The property, based near Lode, is the former home of the first Lord Fairhaven and its gardens are a popular tourist attraction.

The house welcomes about 400,000 visitors each year and until this year would have closed from the end of October through to March.

House and collections manager, Kate Reeder, said: "We are really excited about moving to year-round opening as it will give more of our visitors the chance to see the house and Lord Fairhaven's amazing collection of antiques, paintings, silverware and clocks, which is exactly what he wanted when he bequeathed Anglesey Abbey to the National Trust."

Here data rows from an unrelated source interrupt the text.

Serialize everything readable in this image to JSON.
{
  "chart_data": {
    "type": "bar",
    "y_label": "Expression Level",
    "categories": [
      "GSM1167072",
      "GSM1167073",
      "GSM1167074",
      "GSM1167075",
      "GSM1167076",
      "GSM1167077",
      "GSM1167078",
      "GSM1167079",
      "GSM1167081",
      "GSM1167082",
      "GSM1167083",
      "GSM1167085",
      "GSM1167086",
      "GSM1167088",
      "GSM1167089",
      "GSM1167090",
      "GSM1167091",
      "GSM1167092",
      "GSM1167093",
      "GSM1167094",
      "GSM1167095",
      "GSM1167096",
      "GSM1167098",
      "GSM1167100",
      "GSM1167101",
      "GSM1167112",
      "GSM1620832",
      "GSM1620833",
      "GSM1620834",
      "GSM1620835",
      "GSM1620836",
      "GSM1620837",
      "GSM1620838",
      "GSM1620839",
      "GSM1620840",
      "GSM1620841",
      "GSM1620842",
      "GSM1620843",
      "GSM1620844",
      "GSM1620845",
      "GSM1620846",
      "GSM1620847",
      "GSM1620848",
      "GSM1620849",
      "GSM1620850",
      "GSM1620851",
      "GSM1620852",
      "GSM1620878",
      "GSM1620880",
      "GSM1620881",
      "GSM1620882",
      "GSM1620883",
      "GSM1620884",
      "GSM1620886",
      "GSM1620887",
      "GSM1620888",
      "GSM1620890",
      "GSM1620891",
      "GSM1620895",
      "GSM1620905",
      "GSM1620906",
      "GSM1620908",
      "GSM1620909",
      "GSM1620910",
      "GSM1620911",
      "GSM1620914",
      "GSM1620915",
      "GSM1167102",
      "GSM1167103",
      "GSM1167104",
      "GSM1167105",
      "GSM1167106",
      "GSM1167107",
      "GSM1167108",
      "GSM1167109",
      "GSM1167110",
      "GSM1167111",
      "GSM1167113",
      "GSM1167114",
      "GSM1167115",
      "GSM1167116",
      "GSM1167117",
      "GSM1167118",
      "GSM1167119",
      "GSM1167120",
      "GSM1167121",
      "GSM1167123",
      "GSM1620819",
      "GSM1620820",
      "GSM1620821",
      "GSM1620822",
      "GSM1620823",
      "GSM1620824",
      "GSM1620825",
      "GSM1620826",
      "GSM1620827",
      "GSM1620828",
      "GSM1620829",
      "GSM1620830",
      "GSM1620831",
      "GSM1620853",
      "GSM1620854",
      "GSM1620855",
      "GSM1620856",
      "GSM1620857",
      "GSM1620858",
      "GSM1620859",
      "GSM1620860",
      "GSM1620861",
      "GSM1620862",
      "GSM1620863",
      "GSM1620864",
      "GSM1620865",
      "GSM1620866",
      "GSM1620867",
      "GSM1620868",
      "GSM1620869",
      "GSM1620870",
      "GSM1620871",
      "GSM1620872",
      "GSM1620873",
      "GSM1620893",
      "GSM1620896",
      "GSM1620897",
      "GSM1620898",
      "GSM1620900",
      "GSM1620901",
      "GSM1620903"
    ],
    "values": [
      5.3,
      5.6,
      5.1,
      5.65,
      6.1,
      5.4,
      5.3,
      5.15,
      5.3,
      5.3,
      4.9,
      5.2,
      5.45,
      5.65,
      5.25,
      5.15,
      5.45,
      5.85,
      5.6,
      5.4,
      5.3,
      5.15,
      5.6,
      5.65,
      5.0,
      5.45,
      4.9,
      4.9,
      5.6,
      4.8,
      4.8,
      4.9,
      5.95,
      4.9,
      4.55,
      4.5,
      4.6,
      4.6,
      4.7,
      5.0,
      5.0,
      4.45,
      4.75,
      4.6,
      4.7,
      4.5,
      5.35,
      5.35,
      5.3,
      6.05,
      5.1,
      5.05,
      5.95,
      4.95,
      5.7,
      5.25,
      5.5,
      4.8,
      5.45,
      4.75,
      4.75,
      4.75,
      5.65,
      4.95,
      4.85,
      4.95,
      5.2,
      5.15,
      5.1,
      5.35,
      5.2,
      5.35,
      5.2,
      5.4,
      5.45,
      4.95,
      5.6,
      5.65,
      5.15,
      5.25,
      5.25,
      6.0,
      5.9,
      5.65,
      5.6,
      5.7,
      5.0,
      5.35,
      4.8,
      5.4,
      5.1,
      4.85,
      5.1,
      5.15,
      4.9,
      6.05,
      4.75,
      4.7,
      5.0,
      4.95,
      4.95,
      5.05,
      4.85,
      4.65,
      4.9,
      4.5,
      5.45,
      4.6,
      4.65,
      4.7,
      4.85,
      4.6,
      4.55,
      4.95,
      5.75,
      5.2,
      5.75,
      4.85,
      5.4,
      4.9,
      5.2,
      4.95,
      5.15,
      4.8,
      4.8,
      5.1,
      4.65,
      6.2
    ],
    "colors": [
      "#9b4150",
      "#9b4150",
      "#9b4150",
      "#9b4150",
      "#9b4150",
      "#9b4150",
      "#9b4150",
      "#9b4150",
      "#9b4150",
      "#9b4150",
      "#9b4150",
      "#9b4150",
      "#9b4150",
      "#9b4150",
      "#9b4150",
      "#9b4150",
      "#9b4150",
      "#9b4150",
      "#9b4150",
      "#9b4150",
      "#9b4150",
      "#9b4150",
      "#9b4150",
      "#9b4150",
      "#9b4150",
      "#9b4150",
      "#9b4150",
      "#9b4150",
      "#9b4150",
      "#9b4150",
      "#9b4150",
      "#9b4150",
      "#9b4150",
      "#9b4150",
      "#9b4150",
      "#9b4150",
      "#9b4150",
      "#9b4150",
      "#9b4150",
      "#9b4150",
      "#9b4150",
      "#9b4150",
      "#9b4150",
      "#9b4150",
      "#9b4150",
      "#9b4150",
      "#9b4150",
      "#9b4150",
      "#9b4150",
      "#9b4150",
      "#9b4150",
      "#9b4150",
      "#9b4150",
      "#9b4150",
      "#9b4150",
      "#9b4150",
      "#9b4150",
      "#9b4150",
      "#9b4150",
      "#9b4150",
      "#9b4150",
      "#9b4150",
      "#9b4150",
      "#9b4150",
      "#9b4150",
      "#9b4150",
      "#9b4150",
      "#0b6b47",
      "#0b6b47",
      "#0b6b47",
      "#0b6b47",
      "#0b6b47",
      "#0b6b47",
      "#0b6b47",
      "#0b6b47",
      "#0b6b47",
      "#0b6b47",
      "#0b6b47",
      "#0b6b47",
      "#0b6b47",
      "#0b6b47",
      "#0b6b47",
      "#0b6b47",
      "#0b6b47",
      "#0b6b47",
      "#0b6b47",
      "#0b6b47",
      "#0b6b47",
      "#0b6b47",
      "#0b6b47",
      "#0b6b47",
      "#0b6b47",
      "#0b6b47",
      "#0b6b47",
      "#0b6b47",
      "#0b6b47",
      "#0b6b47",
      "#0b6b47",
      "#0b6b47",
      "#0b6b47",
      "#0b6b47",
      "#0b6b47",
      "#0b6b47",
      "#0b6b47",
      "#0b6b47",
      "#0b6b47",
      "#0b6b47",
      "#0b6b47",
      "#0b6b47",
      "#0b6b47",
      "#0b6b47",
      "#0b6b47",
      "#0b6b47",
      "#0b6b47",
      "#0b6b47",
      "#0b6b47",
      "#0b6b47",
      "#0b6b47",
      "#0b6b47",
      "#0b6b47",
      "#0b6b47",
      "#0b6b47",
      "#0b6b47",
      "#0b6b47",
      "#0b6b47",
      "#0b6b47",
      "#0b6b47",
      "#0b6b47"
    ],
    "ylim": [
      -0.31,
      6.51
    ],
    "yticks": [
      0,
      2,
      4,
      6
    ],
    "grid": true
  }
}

The extended opening of the house will coincide with a new exhibition called Winter 1964 - A gentleman's way of life. Drawn from verbal archives and written records, the exhibition will focus on preparations for the festive season and Lord Fairhaven's interest in shooting, one of his main winter pastimes. Much of the exhibition will focus on the work undertaken behind the scenes by his domestic staff and game keepers, looking after guests for his weekly shooting parties.

Winter 1964 - A gentleman's way of life is open daily from 11am - 4pm (last admission 3pm) until January 28.

INFO: www.nationaltrust.org.uk

* The Anglesey Abbey estate was bequeathed to the National Trust by Lord Fairhaven upon his death in 1966.

* Anglesey Abbey is one of Cambridgeshire's leading tourist destinations, welcoming around 400,000 visitors each year.